Il raccolto di castagne nelle Marche è in aumento di circa il 20-30 per cento rispetto al 2016, annata nera che aveva visto un crollo della produzione vicino al 90 per cento, anche se si resta lontani dalla media storica.
Ad affermarlo è un’analisi della Coldiretti regionale che testimonia una ripresa per il settore, dopo i problemi causati dagli attacchi del cinipide, il parassita che attacca gli alberi, e dalle anomalie climatiche.
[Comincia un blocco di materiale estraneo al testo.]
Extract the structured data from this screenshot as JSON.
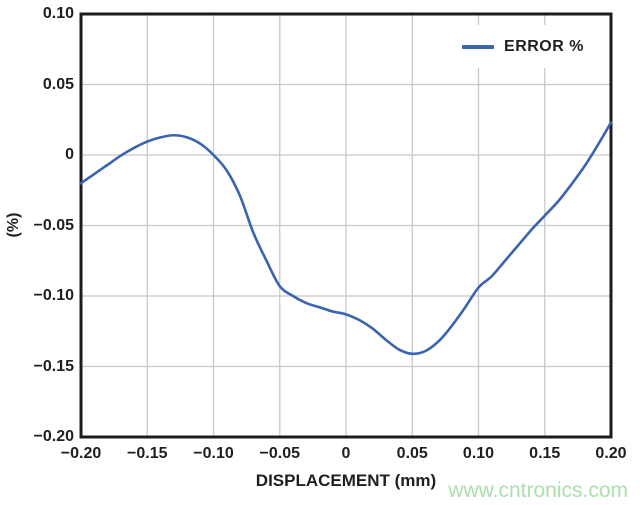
{
  "page": {
    "background": "#ffffff"
  },
  "watermark": {
    "text": "www.cntronics.com",
    "color": "#abdfab"
  },
  "style": {
    "line_color": "#3a63b0",
    "grid_color": "#c6c8cc",
    "frame_color": "#1c1c1c",
    "text_color": "#1f1f1f",
    "legend_background": "#ffffff"
  },
  "chart_data": {
    "type": "line",
    "title": "",
    "xlabel": "DISPLACEMENT (mm)",
    "ylabel": "(%)",
    "xlim": [
      -0.2,
      0.2
    ],
    "ylim": [
      -0.2,
      0.1
    ],
    "grid": true,
    "legend": {
      "position": "top-right-inside",
      "label": "ERROR %"
    },
    "x_tick_values": [
      -0.2,
      -0.15,
      -0.1,
      -0.05,
      0,
      0.05,
      0.1,
      0.15,
      0.2
    ],
    "x_tick_labels": [
      "−0.20",
      "−0.15",
      "−0.10",
      "−0.05",
      "0",
      "0.05",
      "0.10",
      "0.15",
      "0.20"
    ],
    "y_tick_values": [
      0.1,
      0.05,
      0,
      -0.05,
      -0.1,
      -0.15,
      -0.2
    ],
    "y_tick_labels": [
      "0.10",
      "0.05",
      "0",
      "−0.05",
      "−0.10",
      "−0.15",
      "−0.20"
    ],
    "series": [
      {
        "name": "ERROR %",
        "color": "#3a63b0",
        "x": [
          -0.2,
          -0.19,
          -0.18,
          -0.17,
          -0.16,
          -0.15,
          -0.14,
          -0.13,
          -0.12,
          -0.11,
          -0.1,
          -0.09,
          -0.08,
          -0.07,
          -0.06,
          -0.05,
          -0.04,
          -0.03,
          -0.02,
          -0.01,
          0,
          0.01,
          0.02,
          0.03,
          0.04,
          0.05,
          0.06,
          0.07,
          0.08,
          0.09,
          0.1,
          0.11,
          0.12,
          0.13,
          0.14,
          0.15,
          0.16,
          0.17,
          0.18,
          0.19,
          0.2
        ],
        "y": [
          -0.02,
          -0.0135,
          -0.007,
          -0.0005,
          0.005,
          0.0095,
          0.0125,
          0.014,
          0.0125,
          0.008,
          0,
          -0.011,
          -0.029,
          -0.055,
          -0.075,
          -0.093,
          -0.1,
          -0.105,
          -0.108,
          -0.111,
          -0.113,
          -0.117,
          -0.123,
          -0.131,
          -0.138,
          -0.141,
          -0.139,
          -0.132,
          -0.121,
          -0.108,
          -0.094,
          -0.086,
          -0.075,
          -0.064,
          -0.053,
          -0.043,
          -0.033,
          -0.021,
          -0.008,
          0.007,
          0.023
        ]
      }
    ]
  }
}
Il risultato è che la produzione di è ridotta negli ultimi tempi a un terzo rispetto a quella di trent’anni fa. Un crollo che ha aumentato il rischio, già presente, di ritrovarsi nel piatto frutti stranieri. Da qui la richiesta di Coldiretti di assicurare più controlli sull’origine delle castagne messe in vendita in Italia per evitare che diventino tutte, incredibilmente, tricolori. Il castagno riveste un ruolo importante in molte aree collinari e montane del nostro territorio, non solo per la produzione di frutti, ma anche per il presidio di queste aree e per la salvaguardia dell’assetto ambientale e idrogeologico. Evidente dunque la necessità di salvaguardare le aziende produttrici assicurando la massima trasparenza sui prodotti oggi in commercio. Secondo elaborazioni Coldiretti su dati Istat,
Secondo elaborazioni Coldiretti su dati Istat, nelle Marche sono 800 gli ettari di castagneti coltivati su terreni agricoli, curati da circa 500 aziende. Il 94 per cento si trova sul territorio piceno. Il Maceratese ne ospita il 4 per cento, mentre le altre tre province (Fermo, Pesaro, Ancona) rappresentano assieme il restante 2 per cento. I comuni di Acquasanta Terme, Arquata del Tronto, Montegallo, Montemonaco e Roccafluvione (peraltro pesantemente colpiti dal terremoto) rappresentano in particolare il principale bacino produttivo castanicolo regionale, con due dei tre tipi di castagne presenti nell’elenco ufficiale dei prodotti agroalimentari tradizionali: il marrone di Acquasanta Terme e il marrone di Roccafluvione.